Penn State is getting all the hype as everyone seems to be back on the Joe Paterno bandwagon. But while the Nittany Lions' turnaround is impressive, Iowa is no slouch and won't roll over in the Big 10 opener for both teams. If not for one bad quarter - when it was outscored 23-0 by a very good Iowa State team at the start of the second half in a 36-31 loss - Iowa also would be undefeated. The matchups set up well for Iowa. Penn State's defense has allowed 398 yards per game and has only been saved by seven interceptions. Iowa QB Brad Banks hasn't thrown an interceptions this season, and if he takes care of the ball he could have some success. When Penn State has the ball, RB Larry Johnson is averaging 121 yards, but Iowa's defense is allowing only 47 yards per game. If this line were 3 or 4 points, I wouldn't touch it, but at a touchdown and 2-point conversion I can't resist.

Play: Iowa for 2 units.

Mississippi State at LSU (-12)

Mississippi State was horrid in a 42-14 loss to Auburn last Thursday.

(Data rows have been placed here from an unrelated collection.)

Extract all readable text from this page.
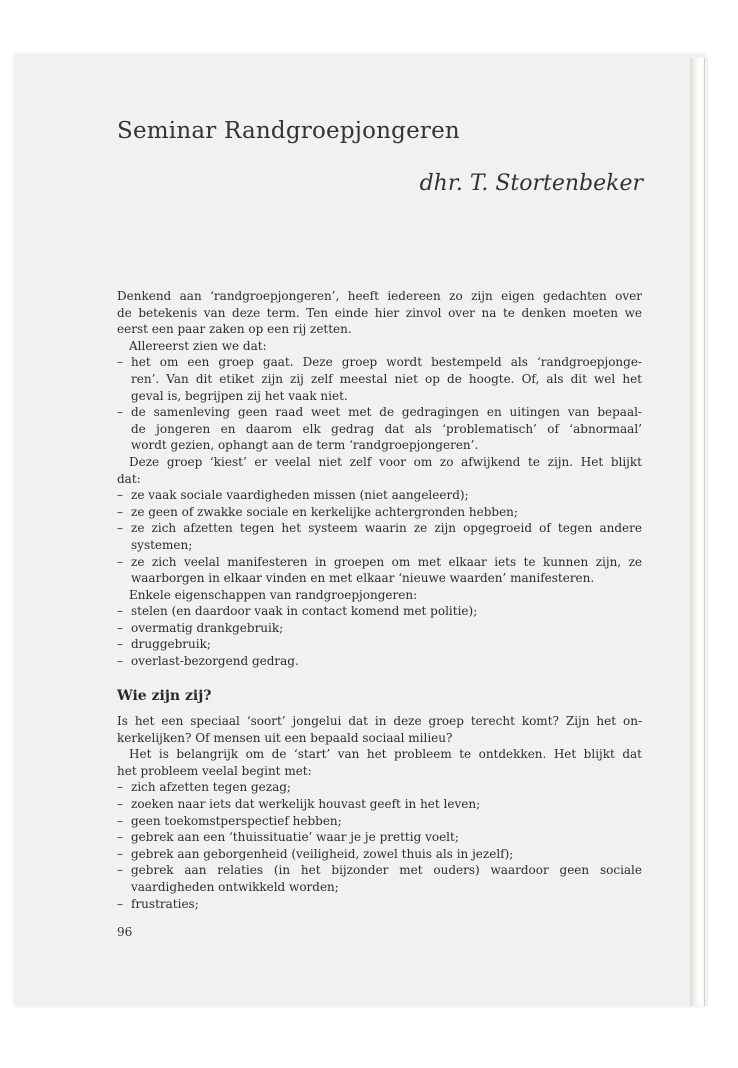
Seminar Randgroepjongeren
dhr. T. Stortenbeker
Denkend aan ‘randgroepjongeren’, heeft iedereen zo zijn eigen gedachten over
de betekenis van deze term. Ten einde hier zinvol over na te denken moeten we
eerst een paar zaken op een rij zetten.
Allereerst zien we dat:
– het om een groep gaat. Deze groep wordt bestempeld als ‘randgroepjonge-
ren’. Van dit etiket zijn zij zelf meestal niet op de hoogte. Of, als dit wel het
geval is, begrijpen zij het vaak niet.
– de samenleving geen raad weet met de gedragingen en uitingen van bepaal-
de jongeren en daarom elk gedrag dat als ‘problematisch’ of ‘abnormaal’
wordt gezien, ophangt aan de term ‘randgroepjongeren’.
Deze groep ‘kiest’ er veelal niet zelf voor om zo afwijkend te zijn. Het blijkt
dat:
– ze vaak sociale vaardigheden missen (niet aangeleerd);
– ze geen of zwakke sociale en kerkelijke achtergronden hebben;
– ze zich afzetten tegen het systeem waarin ze zijn opgegroeid of tegen andere
systemen;
– ze zich veelal manifesteren in groepen om met elkaar iets te kunnen zijn, ze
waarborgen in elkaar vinden en met elkaar ‘nieuwe waarden’ manifesteren.
Enkele eigenschappen van randgroepjongeren:
– stelen (en daardoor vaak in contact komend met politie);
– overmatig drankgebruik;
– druggebruik;
– overlast-bezorgend gedrag.
Wie zijn zij?
Is het een speciaal ‘soort’ jongelui dat in deze groep terecht komt? Zijn het on-
kerkelijken? Of mensen uit een bepaald sociaal milieu?
Het is belangrijk om de ‘start’ van het probleem te ontdekken. Het blijkt dat
het probleem veelal begint met:
– zich afzetten tegen gezag;
– zoeken naar iets dat werkelijk houvast geeft in het leven;
– geen toekomstperspectief hebben;
– gebrek aan een ‘thuissituatie’ waar je je prettig voelt;
– gebrek aan geborgenheid (veiligheid, zowel thuis als in jezelf);
– gebrek aan relaties (in het bijzonder met ouders) waardoor geen sociale
vaardigheden ontwikkeld worden;
– frustraties;
96
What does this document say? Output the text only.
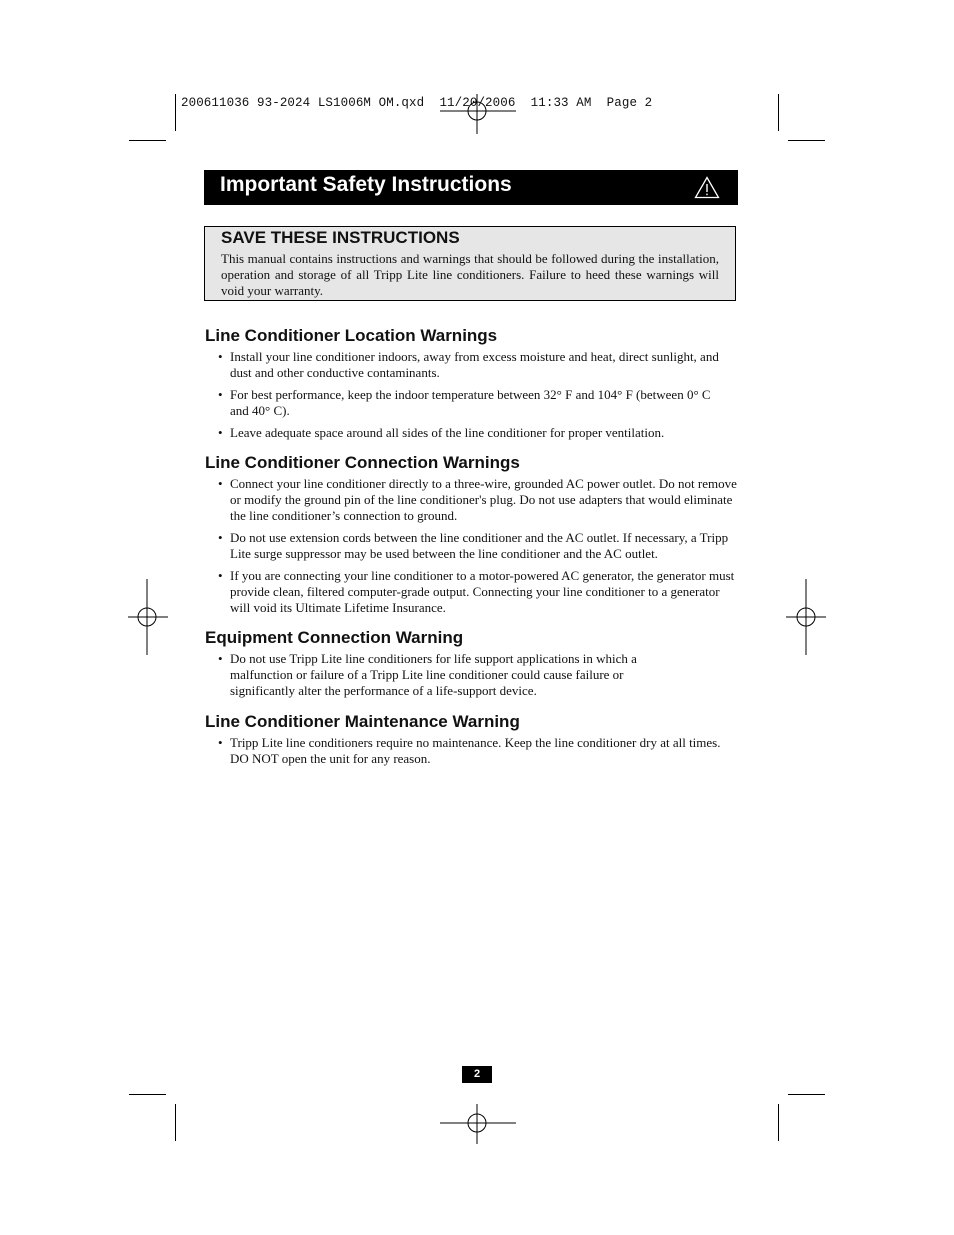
200611036 93-2024 LS1006M OM.qxd  11/20/2006  11:33 AM  Page 2
Important Safety Instructions
SAVE THESE INSTRUCTIONS

This manual contains instructions and warnings that should be followed during the installation, operation and storage of all Tripp Lite line conditioners. Failure to heed these warnings will void your warranty.

Line Conditioner Location Warnings
• Install your line conditioner indoors, away from excess moisture and heat, direct sunlight, and dust and other conductive contaminants.
• For best performance, keep the indoor temperature between 32° F and 104° F (between 0° C and 40° C).
• Leave adequate space around all sides of the line conditioner for proper ventilation.
Line Conditioner Connection Warnings
• Connect your line conditioner directly to a three-wire, grounded AC power outlet. Do not remove or modify the ground pin of the line conditioner's plug. Do not use adapters that would eliminate the line conditioner’s connection to ground.
• Do not use extension cords between the line conditioner and the AC outlet. If necessary, a Tripp Lite surge suppressor may be used between the line conditioner and the AC outlet.
• If you are connecting your line conditioner to a motor-powered AC generator, the generator must provide clean, filtered computer-grade output. Connecting your line conditioner to a generator will void its Ultimate Lifetime Insurance.
Equipment Connection Warning
• Do not use Tripp Lite line conditioners for life support applications in which a malfunction or failure of a Tripp Lite line conditioner could cause failure or significantly alter the performance of a life-support device.
Line Conditioner Maintenance Warning
• Tripp Lite line conditioners require no maintenance. Keep the line conditioner dry at all times. DO NOT open the unit for any reason.
2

It also was blown out at Oregon, 36-13. The team's only win was 51-13 over I-AA Jacksonville State. Jackie Sherrill is a good coach, but he would have to be a miracle worker to turn this team around in 10 days. Meanwhile, LSU has had two weeks to prepare for this game and comes in an improved team. The threat of RB LaBrandon Toefield will help slow down the blitzes of the MSU defense, and give developing QB Matt Mauck time to operate. I never try to put too much stock in historical trends, but LSU has owned this series, winning 9-1 both straight up and against the spread in its last 10 games against Mississippi State. Overconfidence is the only thing that can keep LSU from covering this number.

Play: LSU for 2 units.

Colorado State (-11 1/2) at Nevada

Nevada upset BYU two weeks ago, so Colorado State won't be taking Nevada for granted. Coach Sonny Lubick has also had two weeks to prepare for this game after facing a touch early-season schedule (wins over Virginia, Colorado, and Louisville and a loss to UCLA). The exposure to Louisville's passing game will help Colorado State prepare for Nevada's combo of QB Zack Threadgill (973 yards in three games and eight TDs) and receiver Nate Burleson (33 receptions and three TDs). On offense, the Rams counter with the running of TB Cecil Sapp (123 yards per game) and QB Bradlee Van Pelt, a triple-option threat. The running game should help Colorado State control the clock, plus Nevada is still a notch or two below Colorado State's level.

Play: Colorado State for 2 units.

Season record: 5-10 for -7.3 units (based on laying 1.1 units to win 1).